Last night, I was looking for a few-year-old sample in the studio archive. In light of the time capsule competition and of the fact that this year Crucial Detail will turn 20 years old, I couldn’t help thinking of the project boxes as little time capsules. I did not create a time capsule 20 years ago to be opened this year. It would have felt overly optimistic, even arrogant, to plan that far out. But we do have all these little time capsules of projects, some stretching over years in their process. I do know that in just about every aspect of what I might have thought two decades ago Crucial Detail would evolve into, I would have been wrong. And maybe that is the value of a time capsule that can be opened in our lifetimes - understand and accept how little we get right about the future.

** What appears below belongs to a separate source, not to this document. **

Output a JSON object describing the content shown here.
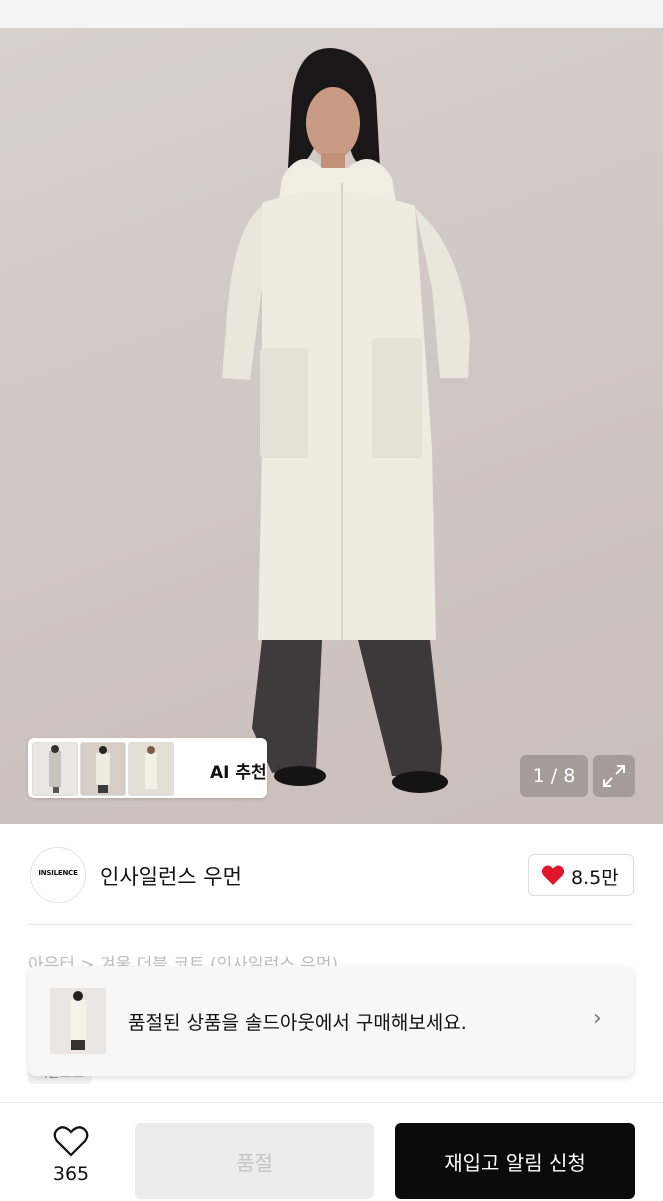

The original 1968 Hancock Center capsule design itself is very indicative of its time. Its name is Skystone and the form makes a direct reference to space exploration - it screams 1968. It appears designed to survive a nuclear attack, disintegration of the Earth, or a space launch of the tower. It’s a telling mix of design trends of the time, the 1968 notion of futurism, human expansion, and ideology.

From Today’s vantage point, 1968 ended up being a momentous year. Martin Luther King Jr. and Robert Kennedy were both assassinated within two months of each other. It was the year of student riots and protests against war and oppression around the world. The Prague Spring in my home country was crushed by the invasion of the Warsaw Pact armies led by the Soviet Union. Apollo 8 circled the moon with humans on board. The Beatles recorded The White Album... None of this was known to the people assembling the time capsule and its contents. They were living in their present. Just as we have no idea how 2018 will be viewed 50 years from now and which of Today’s events will be relevant to future generations.

The results of the Hancock Center time capsule competition will be announced by 360 Chicago on March 13, followed by a public vote on the contents of the capsule to be installed in May. The contents of the existing capsule will not reveal anything new about the world of 1968 but they should spark a conversation about what gets lost despite our meticulously recorded existence, what is worth safeguarding and passing on.